Nedarim, Chapter Four, Mishnah Four

 

Introduction

The mishnah deals with several types of benefit that Shimon must refrain from giving Reuven who has sworn (or been sworn by Shimon) not to receive benefit from him.

 

Mishnah Four

1)                     If one is forbidden to benefit from his neighbor, and he pays him a visit [in sickness] he must stand, but not sit.

2)                     He may afford him a cure of life, but not a cure of money. 

3)                     He may bathe together with him in a large bath, but not in a small one.

4)                     He may sleep in a bed with him.

a)                                           Rabbi Judah said: in summer, but not in winter, because he thereby benefits him.  

b)                                          He may [nevertheless] recline with him on a couch.

5)                     [He may] eat at the same table with him but not out of the same bowl; but he may eat with him out of a bowl which returns. 

a)                                           He may not eat with him out of the food trough put before laborers.  

6)                     He may not work with him on the same furrow, the words of Rabbi Meir.

a)                                           But the Sages say: he may work at a distance from him.

 

Explanation

Section one:  Shimon may visit Reuven when he is sick, because that is a mitzvah.  However, he shouldn’t sit with him for a long time, because that would be causing benefit to Reuven.

Section two:  The Talmud explains that Shimon may help cure Reuven for that is a commandment.  However, he may not cure Reuven’s animal for that is a monetary benefit.

Section three:  If Shimon gets into a small bath with Reuven, he will raise the level of the bath water, and thereby benefit Reuven.  Therefore he may not do so.  However, he may get into a large bath with him where the water level will barely be raised.

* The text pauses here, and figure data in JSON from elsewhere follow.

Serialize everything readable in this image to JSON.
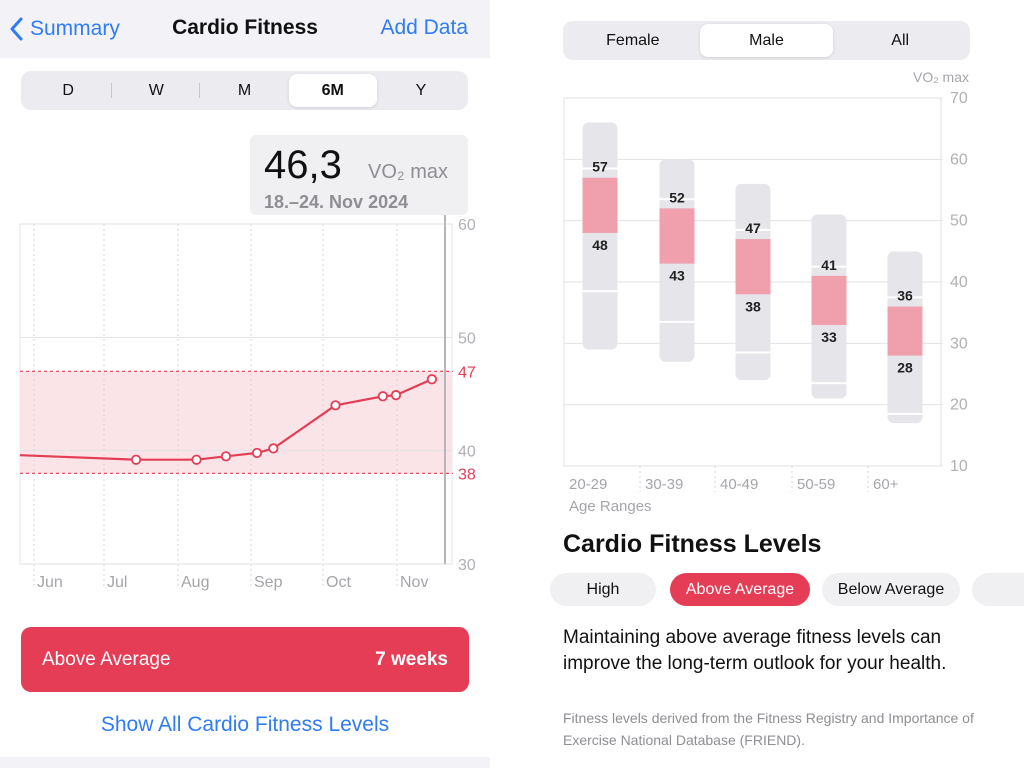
{
  "nav": {
    "back_label": "Summary",
    "title": "Cardio Fitness",
    "add_label": "Add Data"
  },
  "ranges": [
    "D",
    "W",
    "M",
    "6M",
    "Y"
  ],
  "active_range": "6M",
  "callout": {
    "value": "46,3",
    "unit": "VO₂ max",
    "date": "18.–24. Nov 2024"
  },
  "chart_data": [
    {
      "type": "line",
      "x": [
        "Jun",
        "Jul",
        "Aug",
        "Sep",
        "Oct",
        "Nov"
      ],
      "y_ticks": [
        "60",
        "50",
        "40",
        "30"
      ],
      "ylim": [
        30,
        60
      ],
      "band": {
        "low": 38,
        "high": 47,
        "low_label": "38",
        "high_label": "47"
      },
      "series": [
        {
          "values": [
            {
              "week": 0,
              "value": 39.6,
              "point": false
            },
            {
              "week": 7.1,
              "value": 39.2,
              "point": true
            },
            {
              "week": 10.8,
              "value": 39.2,
              "point": true
            },
            {
              "week": 12.6,
              "value": 39.5,
              "point": true
            },
            {
              "week": 14.5,
              "value": 39.8,
              "point": true
            },
            {
              "week": 15.5,
              "value": 40.2,
              "point": true
            },
            {
              "week": 19.3,
              "value": 44.0,
              "point": true
            },
            {
              "week": 22.2,
              "value": 44.8,
              "point": true
            },
            {
              "week": 23.0,
              "value": 44.9,
              "point": true
            },
            {
              "week": 25.2,
              "value": 46.3,
              "point": true
            }
          ]
        }
      ],
      "colors": {
        "line": "#e33e56",
        "band": "#fbe4e8",
        "band_line": "#e33e56"
      }
    },
    {
      "type": "bar",
      "categories": [
        "20-29",
        "30-39",
        "40-49",
        "50-59",
        "60+"
      ],
      "x_title": "Age Ranges",
      "y_unit": "VO₂ max",
      "y_ticks": [
        "70",
        "60",
        "50",
        "40",
        "30",
        "20",
        "10"
      ],
      "ylim": [
        10,
        70
      ],
      "series": [
        {
          "full_min": 29,
          "full_max": 66,
          "above_avg_low": 48,
          "above_avg_high": 57,
          "low_label": "48",
          "high_label": "57"
        },
        {
          "full_min": 27,
          "full_max": 60,
          "above_avg_low": 43,
          "above_avg_high": 52,
          "low_label": "43",
          "high_label": "52"
        },
        {
          "full_min": 24,
          "full_max": 56,
          "above_avg_low": 38,
          "above_avg_high": 47,
          "low_label": "38",
          "high_label": "47"
        },
        {
          "full_min": 21,
          "full_max": 51,
          "above_avg_low": 33,
          "above_avg_high": 41,
          "low_label": "33",
          "high_label": "41"
        },
        {
          "full_min": 17,
          "full_max": 45,
          "above_avg_low": 28,
          "above_avg_high": 36,
          "low_label": "28",
          "high_label": "36"
        }
      ],
      "colors": {
        "track": "#e5e5ea",
        "highlight": "#f0a0ad"
      }
    }
  ],
  "level_bar": {
    "label": "Above Average",
    "duration": "7 weeks",
    "color": "#e63d57"
  },
  "show_all_label": "Show All Cardio Fitness Levels",
  "sex_tabs": [
    "Female",
    "Male",
    "All"
  ],
  "active_sex": "Male",
  "levels": {
    "title": "Cardio Fitness Levels",
    "chips": [
      "High",
      "Above Average",
      "Below Average"
    ],
    "active_chip": "Above Average",
    "description": "Maintaining above average fitness levels can improve the long-term outlook for your health.",
    "source": "Fitness levels derived from the Fitness Registry and Importance of Exercise National Database (FRIEND)."
  }
}
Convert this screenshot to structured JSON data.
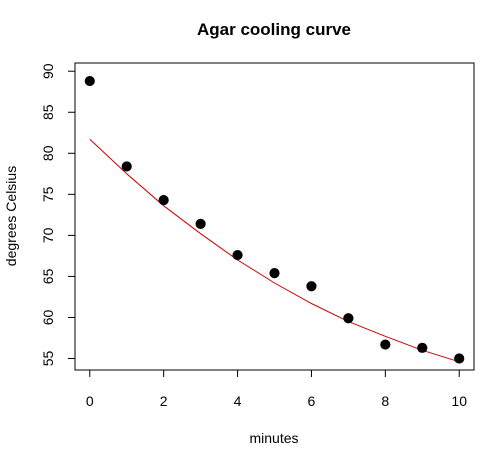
{
  "chart_data": {
    "type": "scatter",
    "title": "Agar cooling curve",
    "xlabel": "minutes",
    "ylabel": "degrees Celsius",
    "xlim": [
      -0.4,
      10.4
    ],
    "ylim": [
      53.6,
      91.0
    ],
    "x_ticks": [
      0,
      2,
      4,
      6,
      8,
      10
    ],
    "y_ticks": [
      55,
      60,
      65,
      70,
      75,
      80,
      85,
      90
    ],
    "grid": false,
    "series": [
      {
        "kind": "points",
        "color": "#000000",
        "points": [
          {
            "x": 0,
            "y": 88.8
          },
          {
            "x": 1,
            "y": 78.4
          },
          {
            "x": 2,
            "y": 74.3
          },
          {
            "x": 3,
            "y": 71.4
          },
          {
            "x": 4,
            "y": 67.6
          },
          {
            "x": 5,
            "y": 65.4
          },
          {
            "x": 6,
            "y": 63.8
          },
          {
            "x": 7,
            "y": 59.9
          },
          {
            "x": 8,
            "y": 56.7
          },
          {
            "x": 9,
            "y": 56.3
          },
          {
            "x": 10,
            "y": 55.0
          }
        ]
      },
      {
        "kind": "fitted-curve",
        "color": "#cc0000",
        "x": [
          0,
          1,
          2,
          3,
          4,
          5,
          6,
          7,
          8,
          9,
          10
        ],
        "y": [
          81.7,
          77.5,
          73.6,
          70.2,
          67.0,
          64.2,
          61.7,
          59.5,
          57.7,
          56.0,
          54.6
        ]
      }
    ]
  }
}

Section four:  He may sleep in bed with him, even though he warms up the bed.  Rabbi Judah restricts this to the summer months, when it is warm anyway.  However, even Rabbi Judah agrees that he may recline with him on the same couch, and we are not concerned lest he fall asleep.

Section five:  Reuven may eat at the same table as Shimon, and we are not concerned lest Reuven eats from Shimon’s plate and thereby derives benefit.  However, they may not eat out of the same communal bowl, lest Shimon intentionally leave the best part of the food for Reuven, and thereby cause him benefit.  If the communal bowl was a “returning bowl” meaning one that was full of food, such that each person eating could eat his fill and still have leftovers, then they may share.  In such a case, there is no concern that Shimon will leave food for Reuven because there is enough for everyone. 

They may not eat out of the same bowl put before laborers, because laborers are always hungry and there are never leftovers.  Therefore, Shimon might eat less so that Reuven could eat more.

Section six:  According to Rabbi Meir they may not work plowing the same furrow, since if Shimon works harder he will benefit Reuven by allowing him to work less. The Sages allow them to work in the same furrow, as long as they keep their distance.